During these months it is not uncommon that people come to the center to ask it for help. Many of these can be helped with corn, plastic to repair roofs, soap or blankets. If necessary people can be treated without charge in the clinic or the homeopathy room.
The end of February the Malawians start to make money buy harvesting tobacco and selling it. But this depends on the rains. Therefore the first three months of the new year it is a matter of survival till the rains start to fall.

Very special twins

Twins with their grandmother
Twins with their grandmother
The twins on this picture have a very special name; they are named after the founders of the Eva Demaya center. The children are 11 years old, are called Jacqueline and Johnfox and live approximately 8 kilometers from the center.
Jacqueline and Johnfox live with their grandmother. In Malawi it is normal that the grandparents look after the children, since children belong to the entire family. When the grandparents cannot or do not want to live by themselves, (a) family member(s) is selected to go live with them. The children can decide for themselves where they want to live, since the sisters and brothers of their parents are also seen as their mothers and fathers.
In Malawi everyone is one big family!

600 Trees and Esperanza stoves

Watering trees
Watering trees
The Eva Demaya Centre has planted 600 trees on the grounds the last couple of weeks.
These trees are meant as firewood, since firewood is used every day for cooking. Due to the amount of children born in Malawi is higher than the amount of trees being planted, deforestation is becoming a big problem. A problem which is clearly seen on the mountains surrounding the center where many trees have disappeared these last decades.
In cooperation with the heads of the surrounding villages and the community, Eva Demaya Centre started protecting the hills around the center. Right now no more trees are chopped down and the hills are protected during fires. The results are visible to everyone and is very much appreciated.
However, we cannot protect all the woods and deforestation is still happening on a rapid pace; People need firewood to cook their daily meals! Therefore Eva Demaya intends to plant many new trees every year. These last weeks that were 600 trees, but hopefully many will follow!

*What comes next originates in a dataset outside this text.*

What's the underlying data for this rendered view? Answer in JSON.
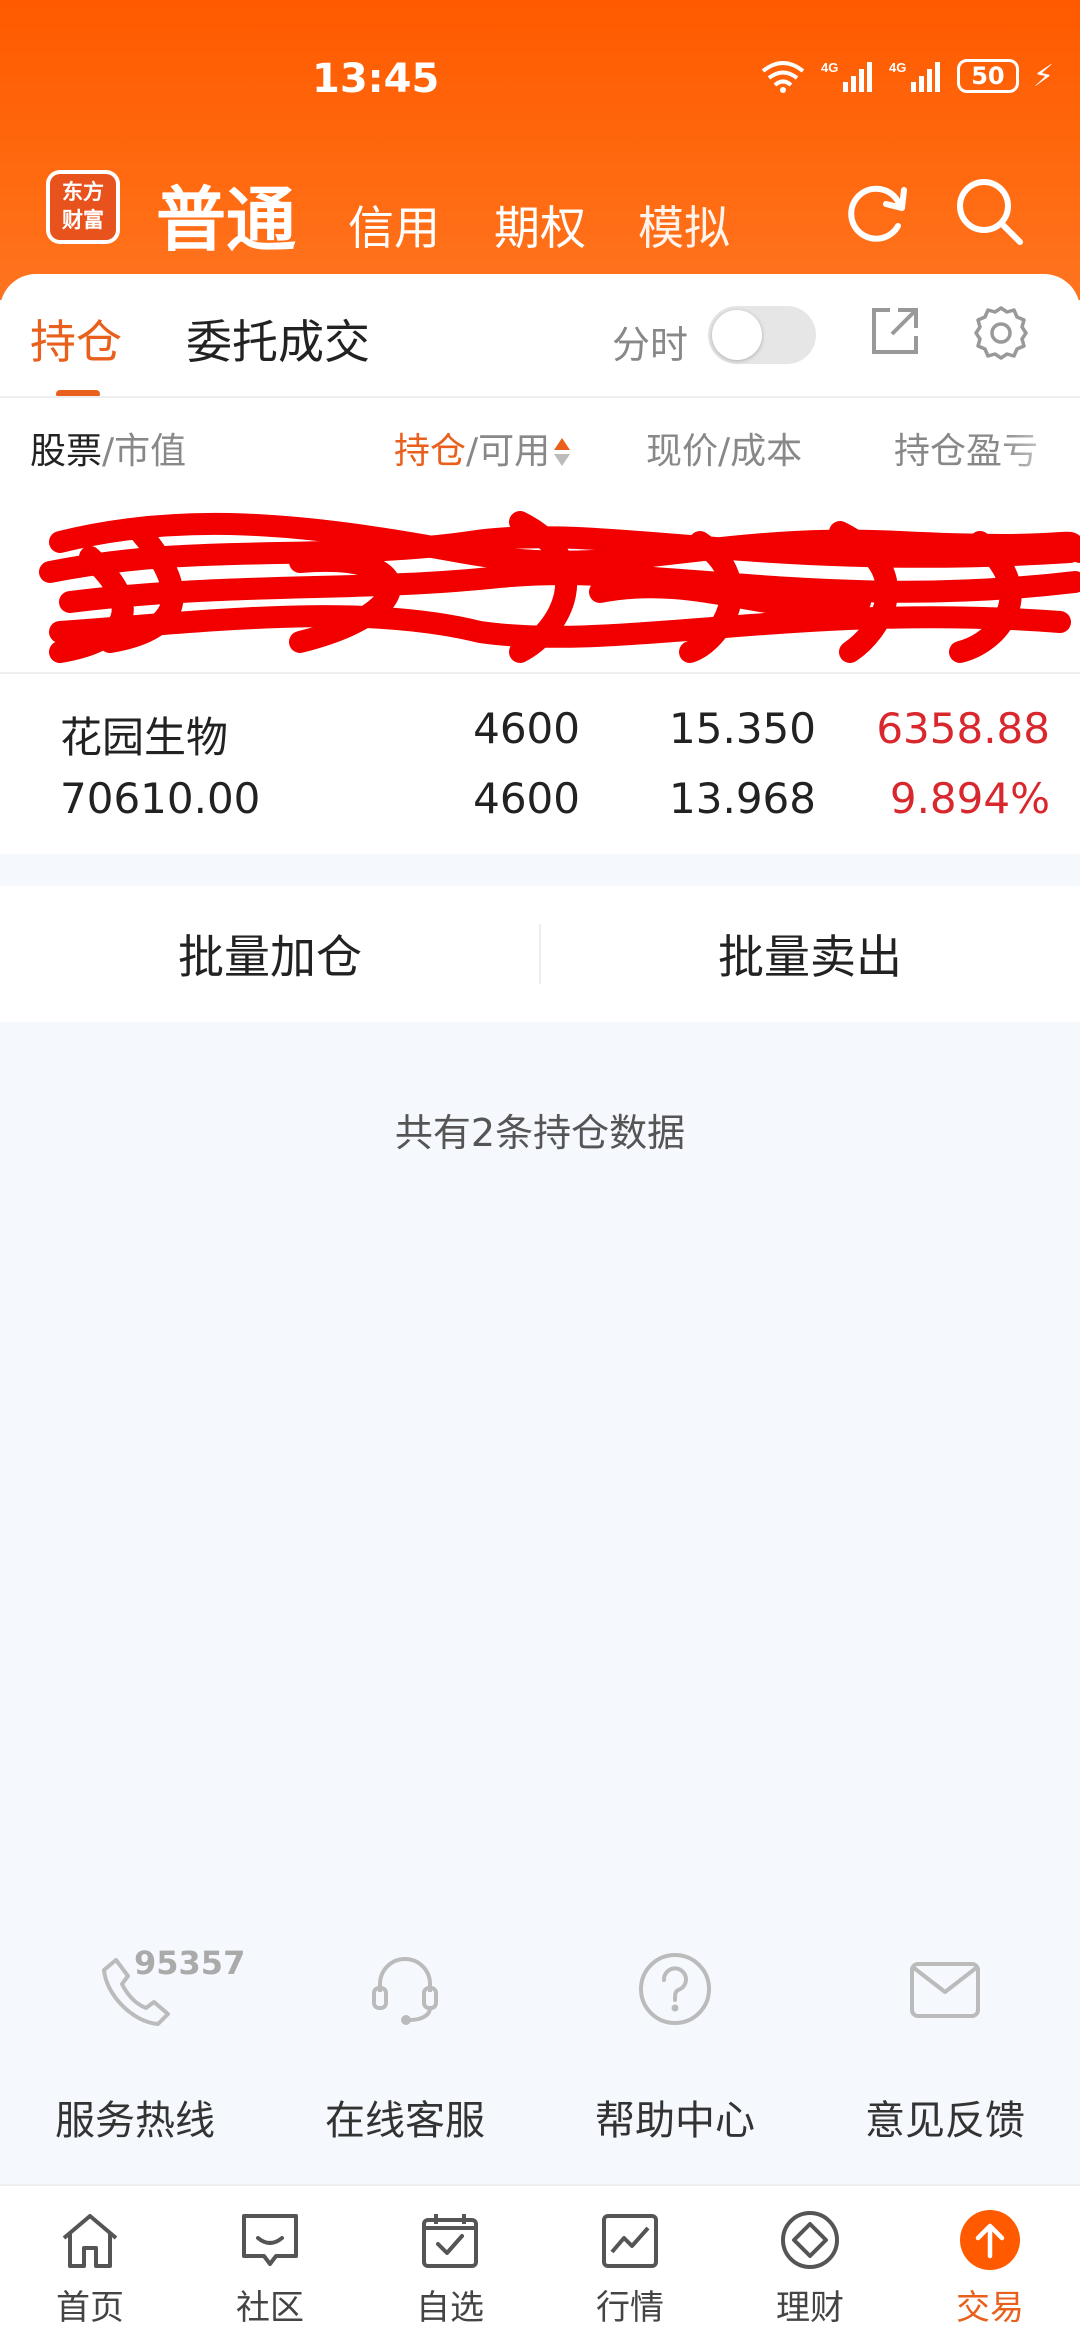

The interior chamber of the stove
The interior chamber of the stove
Another project to protect the trees are the stoves which are being built at the center. To cook food this stoves only need half of the trees which are normally used to cook food. This way only little branches are needed which fall from the trees instead of chopping complete trees which cannot regrow. Since the beginning of the project over 500 stoves are built at the Eva Demaya center.

By spreading the Esperanza stoves in Malawi, deforestation is reduced!